Moores squirts paint out onto paper and slides it under the gate. Okie works from a squat, with one hand, and sometimes a foot, clutching the door’s mesh. His artistic technique is quick and nonchalant. He smears the paint around with his knuckles, maybe adds some fingerprints, or eats some of the pigment. Much of the time he looks elsewhere, seemingly ignoring his work. (Moores says this apparent indifference is unusual and probably a sign of stage fright.) After a minute or two, Moores slides the paper back out under the gate and rewards Okie with grapes or a slice of orange. The painting is a mess of juicy, brightly colored smears.
What is it that so intrigues us about the growing body of art made by apes, elephants, and dogs? We are looking for what distinguishes us from the rest of life on Earth. We crave some common language that will allow us to bridge the evolutionary gap that separates us from our critter cousins. Maybe animal art holds clues to where people art originated. And, of course, it amuses us as a circus stunt.
Back in the early ’80s, David Gucwa noticed that an elephant he cared for at a zoo in Syracuse was using pebbles to scratch designs into the floor of her cage when alone at night. It turned out that captive elephants commonly use sticks or stones to doodle. He helped her switch to pencil on paper and sent the drawings — simple abstract scribbles — out to various art and animal experts for comment. In his 1985 book To Whom It May Concern: An Investigation of the Art of Elephants, he reports mailing a package to the abstract expressionist Willem de Kooning. The artist’s painter wife, Elaine, wrote back: “When Mr. de Kooning and I received your package, before we read your letter, we looked at the drawings and were very impressed by them. We felt they had a kind of flair and decisiveness and originality. Needless to say, we were dumfounded when we read that they were made by an elephant. Mr. de Kooning said, ‘That’s a damned talented elephant.’ ”

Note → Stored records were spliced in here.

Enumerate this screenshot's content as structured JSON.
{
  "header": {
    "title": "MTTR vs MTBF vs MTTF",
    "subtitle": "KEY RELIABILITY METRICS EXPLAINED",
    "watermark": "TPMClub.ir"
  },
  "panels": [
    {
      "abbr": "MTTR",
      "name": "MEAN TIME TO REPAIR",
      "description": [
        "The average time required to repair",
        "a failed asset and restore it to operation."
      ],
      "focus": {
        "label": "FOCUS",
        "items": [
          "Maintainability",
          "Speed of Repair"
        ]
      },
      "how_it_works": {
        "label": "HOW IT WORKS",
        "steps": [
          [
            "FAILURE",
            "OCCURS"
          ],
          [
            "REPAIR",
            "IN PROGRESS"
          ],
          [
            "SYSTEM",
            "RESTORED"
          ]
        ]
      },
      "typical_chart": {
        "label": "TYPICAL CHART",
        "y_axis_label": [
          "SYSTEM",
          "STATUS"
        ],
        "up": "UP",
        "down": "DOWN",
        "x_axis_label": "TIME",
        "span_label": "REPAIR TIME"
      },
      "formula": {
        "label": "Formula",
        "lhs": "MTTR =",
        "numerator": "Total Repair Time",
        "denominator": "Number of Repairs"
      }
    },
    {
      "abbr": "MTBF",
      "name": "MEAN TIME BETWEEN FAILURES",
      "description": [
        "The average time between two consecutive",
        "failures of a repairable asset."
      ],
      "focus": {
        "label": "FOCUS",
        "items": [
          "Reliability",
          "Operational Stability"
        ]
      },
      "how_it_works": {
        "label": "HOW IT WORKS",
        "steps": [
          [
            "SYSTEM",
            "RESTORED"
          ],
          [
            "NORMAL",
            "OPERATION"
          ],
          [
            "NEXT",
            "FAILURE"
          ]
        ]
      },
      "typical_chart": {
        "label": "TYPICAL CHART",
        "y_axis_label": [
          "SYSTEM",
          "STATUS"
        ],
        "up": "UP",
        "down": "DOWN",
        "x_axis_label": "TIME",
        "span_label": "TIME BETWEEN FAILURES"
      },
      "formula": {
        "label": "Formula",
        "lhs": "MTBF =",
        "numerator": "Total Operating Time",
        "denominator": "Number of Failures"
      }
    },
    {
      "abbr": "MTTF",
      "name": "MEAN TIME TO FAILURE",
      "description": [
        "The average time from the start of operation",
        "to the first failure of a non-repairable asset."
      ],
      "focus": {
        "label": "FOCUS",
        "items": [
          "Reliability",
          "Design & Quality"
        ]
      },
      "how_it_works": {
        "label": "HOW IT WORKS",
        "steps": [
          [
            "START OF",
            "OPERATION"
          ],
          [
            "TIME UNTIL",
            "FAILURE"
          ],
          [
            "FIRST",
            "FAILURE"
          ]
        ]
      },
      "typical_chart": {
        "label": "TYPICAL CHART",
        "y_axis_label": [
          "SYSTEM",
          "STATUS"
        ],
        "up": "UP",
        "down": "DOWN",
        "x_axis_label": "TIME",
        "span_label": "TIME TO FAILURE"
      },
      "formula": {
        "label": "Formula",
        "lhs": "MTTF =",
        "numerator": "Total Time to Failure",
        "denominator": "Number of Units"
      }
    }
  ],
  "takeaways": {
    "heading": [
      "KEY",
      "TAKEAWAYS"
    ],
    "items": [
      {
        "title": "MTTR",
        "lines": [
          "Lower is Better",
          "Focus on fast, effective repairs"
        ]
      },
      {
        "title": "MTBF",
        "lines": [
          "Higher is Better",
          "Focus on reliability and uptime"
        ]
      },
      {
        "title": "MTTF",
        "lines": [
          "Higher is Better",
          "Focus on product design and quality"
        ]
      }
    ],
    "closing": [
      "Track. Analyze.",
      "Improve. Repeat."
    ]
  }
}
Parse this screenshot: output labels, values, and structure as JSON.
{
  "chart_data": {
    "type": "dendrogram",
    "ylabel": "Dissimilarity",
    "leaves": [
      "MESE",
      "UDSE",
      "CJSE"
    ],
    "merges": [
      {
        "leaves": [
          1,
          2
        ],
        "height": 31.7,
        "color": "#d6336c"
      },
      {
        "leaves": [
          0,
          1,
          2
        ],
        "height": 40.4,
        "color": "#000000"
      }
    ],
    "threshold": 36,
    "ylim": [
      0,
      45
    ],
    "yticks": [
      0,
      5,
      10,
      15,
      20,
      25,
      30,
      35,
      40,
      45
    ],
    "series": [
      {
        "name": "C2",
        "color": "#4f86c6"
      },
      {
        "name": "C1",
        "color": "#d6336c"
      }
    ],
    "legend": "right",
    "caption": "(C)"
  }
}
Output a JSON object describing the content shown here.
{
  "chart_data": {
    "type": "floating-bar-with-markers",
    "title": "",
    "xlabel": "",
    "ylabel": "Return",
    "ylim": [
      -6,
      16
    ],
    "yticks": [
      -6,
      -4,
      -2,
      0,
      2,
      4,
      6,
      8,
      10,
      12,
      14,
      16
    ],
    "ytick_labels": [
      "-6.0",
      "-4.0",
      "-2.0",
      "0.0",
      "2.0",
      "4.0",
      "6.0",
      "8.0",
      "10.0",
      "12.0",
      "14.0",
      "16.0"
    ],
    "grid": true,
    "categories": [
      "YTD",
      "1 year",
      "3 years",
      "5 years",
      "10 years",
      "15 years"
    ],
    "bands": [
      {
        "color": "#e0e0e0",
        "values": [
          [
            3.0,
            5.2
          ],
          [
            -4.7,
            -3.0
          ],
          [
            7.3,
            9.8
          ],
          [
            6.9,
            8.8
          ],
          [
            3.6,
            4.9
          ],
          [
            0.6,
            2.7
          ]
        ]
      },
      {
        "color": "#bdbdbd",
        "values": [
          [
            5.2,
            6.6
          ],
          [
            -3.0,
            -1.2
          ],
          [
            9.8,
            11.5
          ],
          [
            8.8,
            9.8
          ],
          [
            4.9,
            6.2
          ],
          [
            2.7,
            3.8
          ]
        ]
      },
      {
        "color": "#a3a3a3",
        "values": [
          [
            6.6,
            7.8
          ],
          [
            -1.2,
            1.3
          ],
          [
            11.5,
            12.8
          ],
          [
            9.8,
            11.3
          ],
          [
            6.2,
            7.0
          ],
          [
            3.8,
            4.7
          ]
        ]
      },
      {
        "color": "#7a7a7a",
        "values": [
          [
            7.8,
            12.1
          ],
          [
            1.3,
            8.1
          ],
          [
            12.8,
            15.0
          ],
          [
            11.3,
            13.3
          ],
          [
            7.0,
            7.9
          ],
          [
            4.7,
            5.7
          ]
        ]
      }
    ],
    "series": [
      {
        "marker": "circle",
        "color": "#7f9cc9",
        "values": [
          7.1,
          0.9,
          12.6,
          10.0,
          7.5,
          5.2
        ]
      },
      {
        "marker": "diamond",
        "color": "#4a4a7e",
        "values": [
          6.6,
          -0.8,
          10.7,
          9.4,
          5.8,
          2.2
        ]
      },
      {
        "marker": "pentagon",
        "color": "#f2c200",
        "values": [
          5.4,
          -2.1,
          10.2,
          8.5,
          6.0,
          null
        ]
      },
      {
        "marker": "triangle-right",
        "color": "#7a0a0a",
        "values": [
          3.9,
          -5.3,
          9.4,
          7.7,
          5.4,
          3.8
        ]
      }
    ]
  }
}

But Gucwa’s elephant is no artistic competition for the painter elephants whose work is sold in a project that conceptual artists Vitaly Komar and Alexander Melamid have organized to raise funds to care for domesticated and wild elephants — while also raising questions about what it means to be an artist. (Video documenting the elephant artists was exhibited at the DeCordova Museum in Lincoln last fall.) Elephants’ trunks seem especially suited to making the flowing arrangements of lines that recall de Kooning’s late lyrical, open abstractions.
Some of the Komar/Melamid elephants have been trained to paint flowers in the loose style of traditional Chinese paintings. It may just be that the flower-painting elephants have learned to mimic a pattern — a feat in itself, but distinct from the art of depiction. What is the animal artists’ intent? Are they simply exercising fine motor skills? Or is it an effort at original communication, a coded message from the animal world?